How can I handle this error?
~$ mlagents-learn config.yaml --run-id=test --env=ML-Agents-with-Google-Colab/headless_build/3DBall_example/3dball.x86_64
Version information: ml-agents: 0.31.0.dev0, ml-agents-envs: 0.31.0.dev0, Communicator API: 1.5.0, PyTorch: 1.11.0+cu102 [INFO] Learning was interrupted. Please wait while the graph is generated.

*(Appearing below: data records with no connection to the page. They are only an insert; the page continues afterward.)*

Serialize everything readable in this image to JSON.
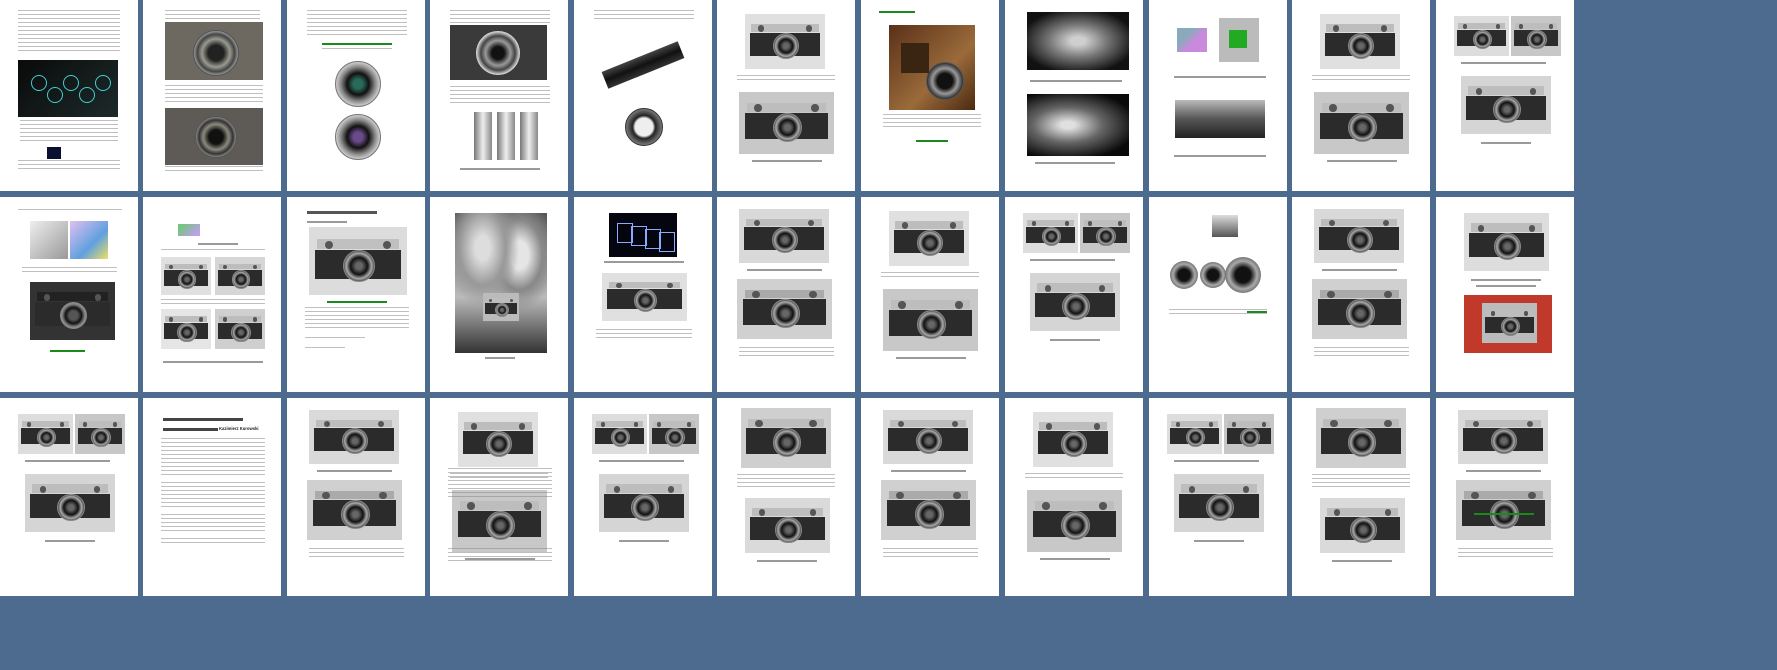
{
  "viewer": {
    "background": "#4d6a8f",
    "page_background": "#ffffff",
    "link_color": "#1a8a1a"
  },
  "page_text": {
    "r3p10_name": "Kazimierz Kurowski"
  },
  "pages": [
    {
      "row": 0,
      "col": 0,
      "kind": "text-diagram"
    },
    {
      "row": 0,
      "col": 1,
      "kind": "lens-photos"
    },
    {
      "row": 0,
      "col": 2,
      "kind": "lens-photos"
    },
    {
      "row": 0,
      "col": 3,
      "kind": "lens-photos"
    },
    {
      "row": 0,
      "col": 4,
      "kind": "telephoto"
    },
    {
      "row": 0,
      "col": 5,
      "kind": "camera-photos"
    },
    {
      "row": 0,
      "col": 6,
      "kind": "wood-camera"
    },
    {
      "row": 0,
      "col": 7,
      "kind": "xray-camera"
    },
    {
      "row": 0,
      "col": 8,
      "kind": "cutaway"
    },
    {
      "row": 0,
      "col": 9,
      "kind": "camera-photos"
    },
    {
      "row": 0,
      "col": 10,
      "kind": "camera-photos"
    },
    {
      "row": 1,
      "col": 0,
      "kind": "prism-diagram"
    },
    {
      "row": 1,
      "col": 1,
      "kind": "camera-grid"
    },
    {
      "row": 1,
      "col": 2,
      "kind": "heading-camera"
    },
    {
      "row": 1,
      "col": 3,
      "kind": "people-photo"
    },
    {
      "row": 1,
      "col": 4,
      "kind": "diagram-camera"
    },
    {
      "row": 1,
      "col": 5,
      "kind": "camera-photos"
    },
    {
      "row": 1,
      "col": 6,
      "kind": "camera-photos"
    },
    {
      "row": 1,
      "col": 7,
      "kind": "camera-photos"
    },
    {
      "row": 1,
      "col": 8,
      "kind": "lenses"
    },
    {
      "row": 1,
      "col": 9,
      "kind": "camera-photos"
    },
    {
      "row": 1,
      "col": 10,
      "kind": "red-camera"
    },
    {
      "row": 2,
      "col": 0,
      "kind": "camera-photos"
    },
    {
      "row": 2,
      "col": 1,
      "kind": "text-page"
    },
    {
      "row": 2,
      "col": 2,
      "kind": "camera-photos"
    },
    {
      "row": 2,
      "col": 3,
      "kind": "camera-photos"
    },
    {
      "row": 2,
      "col": 4,
      "kind": "camera-photos"
    },
    {
      "row": 2,
      "col": 5,
      "kind": "camera-photos"
    },
    {
      "row": 2,
      "col": 6,
      "kind": "camera-photos"
    },
    {
      "row": 2,
      "col": 7,
      "kind": "camera-photos"
    },
    {
      "row": 2,
      "col": 8,
      "kind": "camera-photos"
    },
    {
      "row": 2,
      "col": 9,
      "kind": "camera-photos"
    },
    {
      "row": 2,
      "col": 10,
      "kind": "camera-photos"
    }
  ]
}
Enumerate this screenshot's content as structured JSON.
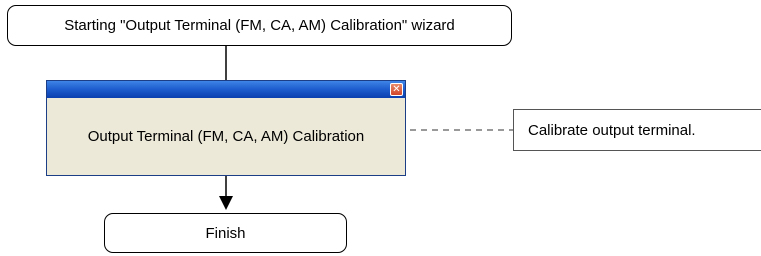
{
  "start_node": {
    "label": "Starting \"Output Terminal (FM, CA, AM) Calibration\" wizard"
  },
  "dialog": {
    "title": "",
    "body_text": "Output Terminal (FM, CA, AM) Calibration",
    "close_icon": "close-icon"
  },
  "note": {
    "text": "Calibrate output terminal."
  },
  "finish_node": {
    "label": "Finish"
  },
  "colors": {
    "titlebar": "#1f5fd0",
    "dialog_body": "#ece9d8",
    "close_button": "#d0452a",
    "line": "#000000"
  }
}
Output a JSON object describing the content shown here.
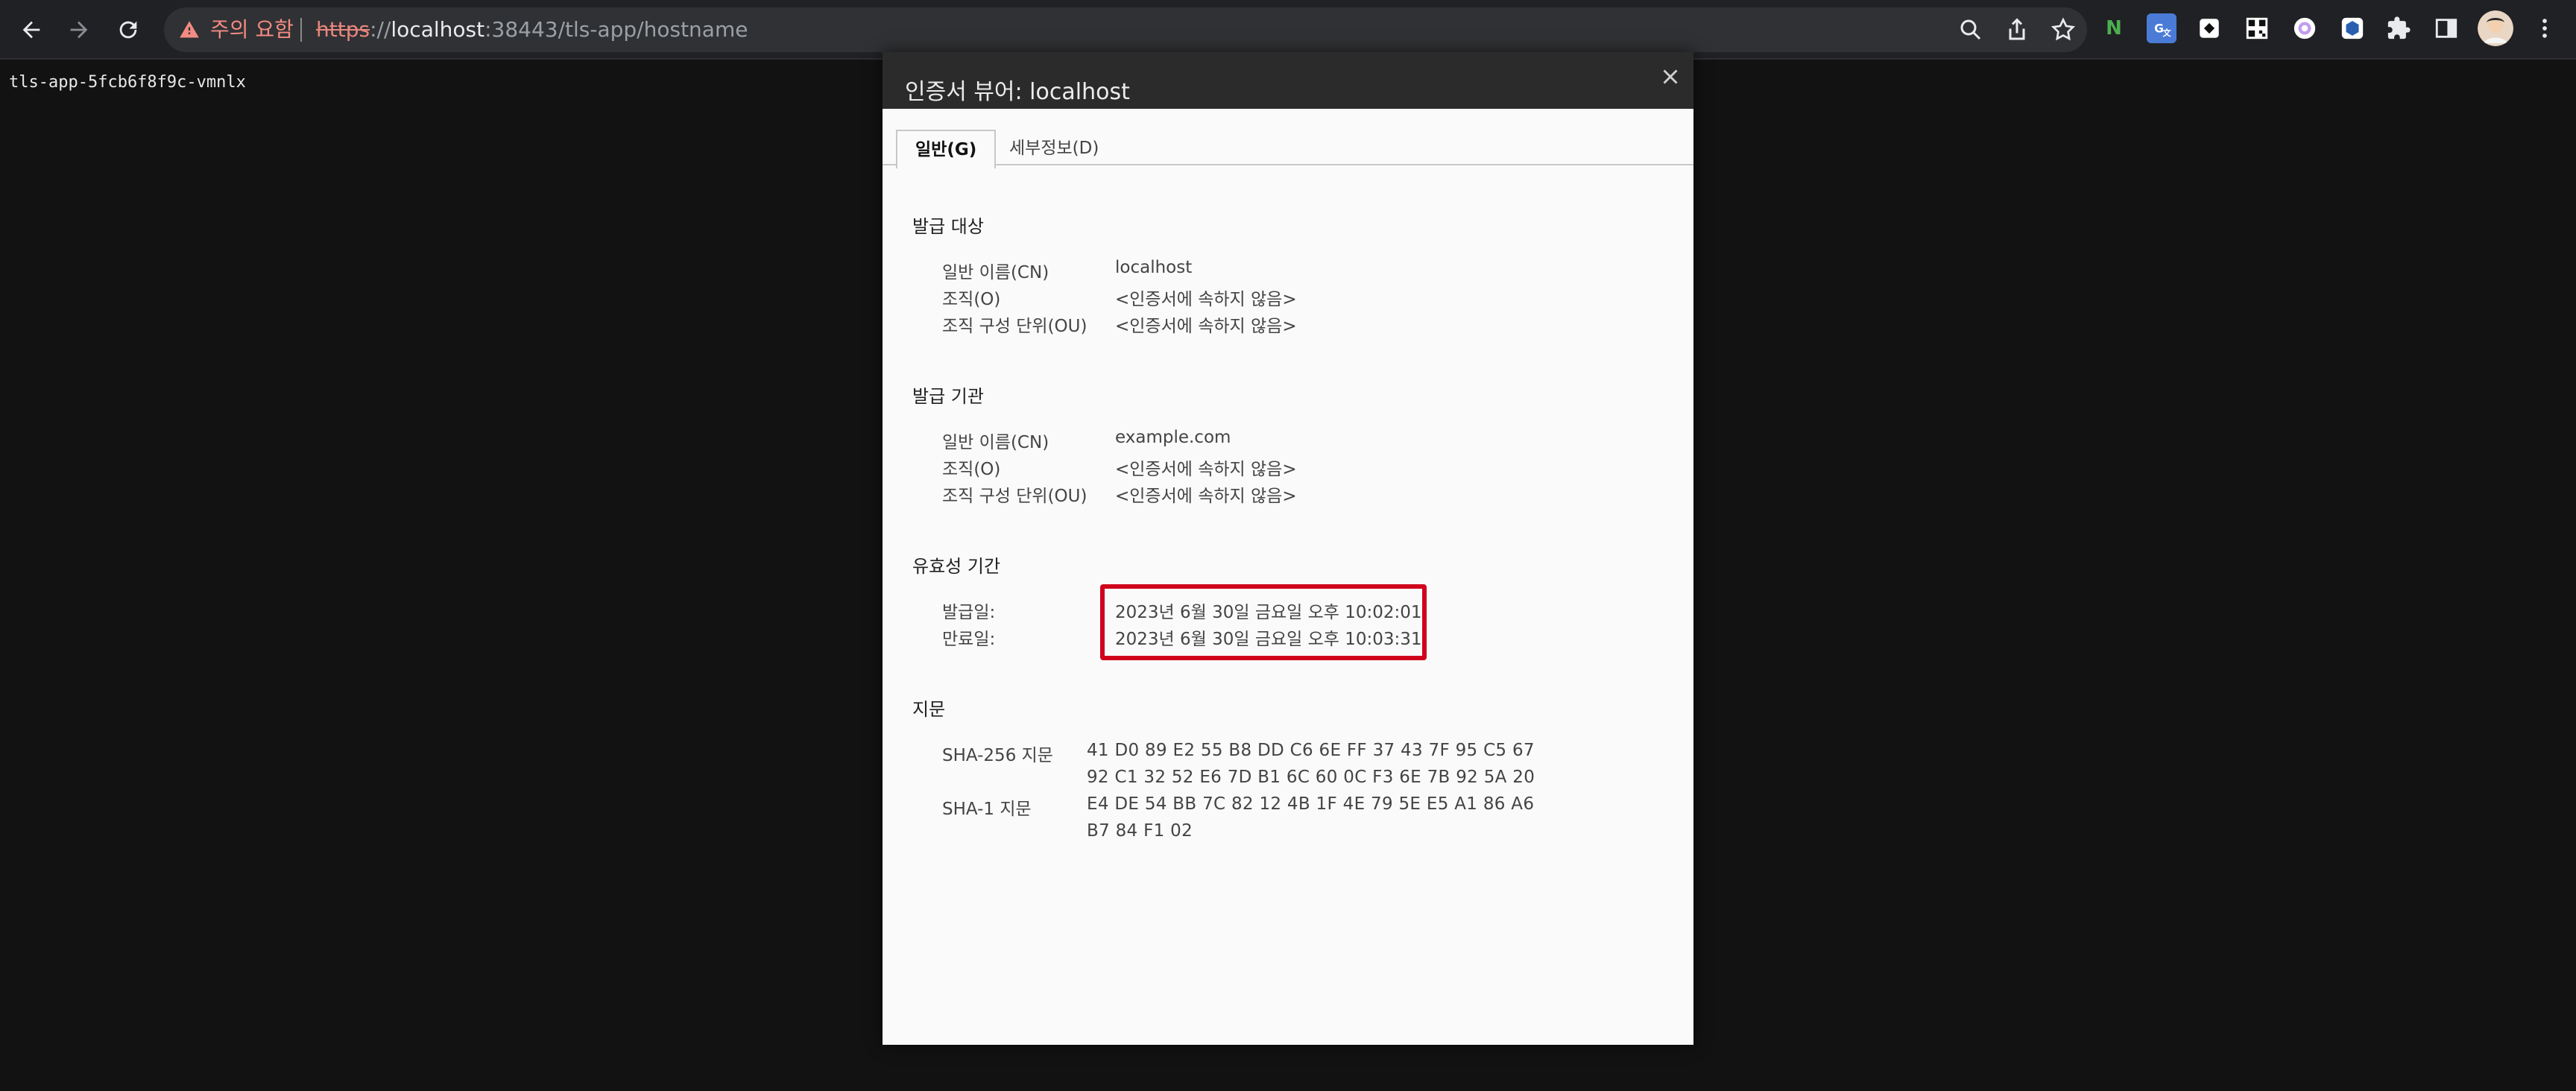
{
  "browser": {
    "security_warning": "주의 요함",
    "url_scheme": "https",
    "url_sep": "://",
    "url_host": "localhost",
    "url_rest": ":38443/tls-app/hostname",
    "icons": [
      "back-arrow-icon",
      "forward-arrow-icon",
      "reload-icon",
      "warning-triangle-icon",
      "zoom-icon",
      "share-icon",
      "star-icon",
      "extension-n-icon",
      "translate-icon",
      "extension-icon",
      "qr-icon",
      "extension-circle-icon",
      "extension-hex-icon",
      "puzzle-icon",
      "sidepanel-icon",
      "avatar",
      "kebab-menu-icon"
    ],
    "colors": {
      "warning": "#f28b82",
      "bar": "#202124",
      "omnibox": "#303134"
    }
  },
  "page": {
    "hostname_text": "tls-app-5fcb6f8f9c-vmnlx"
  },
  "dialog": {
    "title": "인증서 뷰어: localhost",
    "tabs": [
      {
        "label": "일반(G)",
        "active": true
      },
      {
        "label": "세부정보(D)",
        "active": false
      }
    ],
    "issued_to": {
      "heading": "발급 대상",
      "rows": [
        {
          "label": "일반 이름(CN)",
          "value": "localhost"
        },
        {
          "label": "조직(O)",
          "value": "<인증서에 속하지 않음>"
        },
        {
          "label": "조직 구성 단위(OU)",
          "value": "<인증서에 속하지 않음>"
        }
      ]
    },
    "issued_by": {
      "heading": "발급 기관",
      "rows": [
        {
          "label": "일반 이름(CN)",
          "value": "example.com"
        },
        {
          "label": "조직(O)",
          "value": "<인증서에 속하지 않음>"
        },
        {
          "label": "조직 구성 단위(OU)",
          "value": "<인증서에 속하지 않음>"
        }
      ]
    },
    "validity": {
      "heading": "유효성 기간",
      "rows": [
        {
          "label": "발급일:",
          "value": "2023년 6월 30일 금요일 오후 10:02:01"
        },
        {
          "label": "만료일:",
          "value": "2023년 6월 30일 금요일 오후 10:03:31"
        }
      ],
      "highlight_color": "#d0021b"
    },
    "fingerprints": {
      "heading": "지문",
      "sha256_label": "SHA-256 지문",
      "sha256_lines": [
        "41 D0 89 E2 55 B8 DD C6 6E FF 37 43 7F 95 C5 67",
        "92 C1 32 52 E6 7D B1 6C 60 0C F3 6E 7B 92 5A 20"
      ],
      "sha1_label": "SHA-1 지문",
      "sha1_lines": [
        "E4 DE 54 BB 7C 82 12 4B 1F 4E 79 5E E5 A1 86 A6",
        "B7 84 F1 02"
      ]
    }
  }
}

Traceback (most recent call last): File "/home/desktop/venv/bin/mlagents-learn", line 33, in
sys.exit(load_entry_point('mlagents', 'console_scripts', 'mlagents-learn')())
File "/home/desktop/ml-agents/ml-agents/mlagents/trainers/learn.py", line 264, in main
run_cli(parse_command_line())
File "/home/desktop/ml-agents/ml-agents/mlagents/trainers/learn.py", line 260, in run_cli
run_training(run_seed, options, num_areas)
File "/home/desktop/ml-agents/ml-agents/mlagents/trainers/learn.py", line 136, in run_training
tc.start_learning(env_manager)
File "/home/desktop/ml-agents/ml-agents-envs/mlagents_envs/timers.py", line 305, in wrapped
return func(*args, *kwargs)
File "/home/desktop/ml-agents/ml-agents/mlagents/trainers/trainer_controller.py", line 197, in start_learning
raise ex
File "/home/desktop/ml-agents/ml-agents/mlagents/trainers/trainer_controller.py", line 172, in start_learning
self._reset_env(env_manager)
File "/home/desktop/ml-agents/ml-agents-envs/mlagents_envs/timers.py", line 305, in wrapped
return func(args, **kwargs)
File "/home/desktop/ml-agents/ml-agents/mlagents/trainers/trainer_controller.py", line 105, in _reset_env
env_manager.reset(config=new_config)
File "/home/desktop/ml-agents/ml-agents/mlagents/trainers/env_manager.py", line 68, in reset
self.first_step_infos = self._reset_env(config)
File "/home/desktop/ml-agents/ml-agents/mlagents/trainers/subprocess_env_manager.py", line 446, in _reset_env
ew.previous_step = EnvironmentStep(ew.recv().payload, ew.worker_id, {}, {})
File "/home/desktop/ml-agents/ml-agents/mlagents/trainers/subprocess_env_manager.py", line 101, in recv
raise env_exception
mlagents_envs.exception.UnityEnvironmentException: Environment shut down with return code -6 (SIGABRT).